Question

Why should the following code in Java

System.out.println(new Integer(1)/ new Double(0));

print 'Infinity' and not undefined. Isn't that mathematically wrong?

Was it helpful?

Solution 2

In mathematics, there are many different structures that support arithmetic. The most prominent ones, such as the natural numbers, the integers, and the real numbers, do not include infinity. In those systems, division by zero is not supported.

Other systems do include at least one infinity. See, for example, the real projective line. It does permit division by zero.

There is only one way to know what is mathematically defined or undefined in a particular system - study that system.

Similarly, whether operations are commutative (a op b == b op a) and/or associative (a op (b op c) == (a op b) op c) depends on the system and the operation.

IEEE 754 binary floating point is a system with a finite set of elements, including two infinities. Addition and multiplication are both commutative but not associative. Java real and double arithmetic are based on it. The Java Language Specification is the only way to know for sure what is or is not defined in Java floating point arithmetic.

Many of the worst errors in using floating point have their basis in assuming that floating point numbers are real numbers, rather than a valid but different system.

OTHER TIPS

This is consistent with the IEEE 754 standard on floating-point, which Java follows.

No, you can't divide by zero in math, but in Java Infinity is correct for new Integer(1)/ new Double(0). new Integer(0)/ new Double(0) would be undefined (NaN).

Java follows IEEE standards, so for floating point operations such as this, Infinity is correct. Had it been 1/0, an ArithmeticException would have occurred, because in integer division, division by zero is not allowed; there is no int representation for infinity.

Specifically, in the JLS, Section 15.17.2:

[I]f the value of the divisor in an integer division is 0, then an ArithmeticException is thrown.

And

The result of a floating-point division is determined by the rules of IEEE 754 arithmetic:

Division of a zero by a zero results in NaN Division of a nonzero finite value by a zero results in a signed infinity.

In short: floating point numbers can represent infinity (or even operations that yield values which aren't numbers) so an operation that results in this (e.g. dividing by 0) is valid.

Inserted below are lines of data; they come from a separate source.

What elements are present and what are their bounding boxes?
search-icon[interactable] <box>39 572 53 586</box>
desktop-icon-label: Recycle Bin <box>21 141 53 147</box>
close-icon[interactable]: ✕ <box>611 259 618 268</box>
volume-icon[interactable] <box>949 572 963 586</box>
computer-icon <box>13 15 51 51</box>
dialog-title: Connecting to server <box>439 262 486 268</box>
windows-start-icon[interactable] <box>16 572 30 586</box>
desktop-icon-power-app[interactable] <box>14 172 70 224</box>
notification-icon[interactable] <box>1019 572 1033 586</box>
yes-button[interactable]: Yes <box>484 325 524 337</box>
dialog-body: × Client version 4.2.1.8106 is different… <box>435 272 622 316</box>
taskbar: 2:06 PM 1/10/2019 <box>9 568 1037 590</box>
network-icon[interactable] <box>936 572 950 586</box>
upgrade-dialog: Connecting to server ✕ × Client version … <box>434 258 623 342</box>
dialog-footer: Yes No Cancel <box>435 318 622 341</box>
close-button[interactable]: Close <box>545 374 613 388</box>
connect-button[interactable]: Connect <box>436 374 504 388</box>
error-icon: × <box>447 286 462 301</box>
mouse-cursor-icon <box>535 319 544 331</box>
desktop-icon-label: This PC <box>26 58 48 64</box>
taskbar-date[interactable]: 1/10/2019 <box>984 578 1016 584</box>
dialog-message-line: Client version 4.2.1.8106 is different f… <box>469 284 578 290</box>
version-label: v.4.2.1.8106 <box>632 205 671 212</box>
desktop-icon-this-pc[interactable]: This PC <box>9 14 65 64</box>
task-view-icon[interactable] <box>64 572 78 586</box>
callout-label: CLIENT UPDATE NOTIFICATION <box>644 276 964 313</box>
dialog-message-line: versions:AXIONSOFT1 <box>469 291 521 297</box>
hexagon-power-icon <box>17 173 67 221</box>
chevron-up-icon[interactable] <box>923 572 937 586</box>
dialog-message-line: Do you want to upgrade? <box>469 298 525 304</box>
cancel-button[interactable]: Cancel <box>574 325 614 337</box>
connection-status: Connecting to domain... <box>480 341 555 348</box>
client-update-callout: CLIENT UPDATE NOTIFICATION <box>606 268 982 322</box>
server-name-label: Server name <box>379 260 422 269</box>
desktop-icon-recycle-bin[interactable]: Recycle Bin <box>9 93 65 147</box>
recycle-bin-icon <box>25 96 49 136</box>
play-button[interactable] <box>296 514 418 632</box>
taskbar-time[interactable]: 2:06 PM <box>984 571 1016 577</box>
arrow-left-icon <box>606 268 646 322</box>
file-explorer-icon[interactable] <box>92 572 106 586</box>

One of the better design decisions in the design of today's floating-point standards was allowing things like division by zero to yield a special sentinel value which indicates that something went out of range, rather than crashing the program. The code which uses the result can then decide to what extent such a sentinel value indicates a major problem or a minor one. For example, a program which is graphing a function may simply omit points where a value can't be computed while plotting the rest.

Rarely will a floating-point number output as its true value. Instead, it will output as some string which is sufficient to identify its value. The sentinel value which is generated when dividing a non-zero number by zero prints out as "Infinity", but that doesn't mean it's mathematically infinity. Rather, it means that it it's the sentinel value which is used to represent a result which is indistinguishable from any other number greater than roughly 2^1024 and should rank greater than any other defined result. Another sentinel value exists for a result which is indistinguishable from any other number less than -(2^1024) and should rank less than any other defined result. A third exists for results which can't be computed but don't fit either category.

The reason for using the same sentinel for computations which exceed 2^1024 and the division of a positive number by zero is that both situations can arise when dividing a very big positive number by a very small one. If the result of such a comparison would be "positive infinity", sorting above everything else, even when dividing by the most infinitesimally small positive number, it should remain when dividing by "half" of that number (which rounds to zero).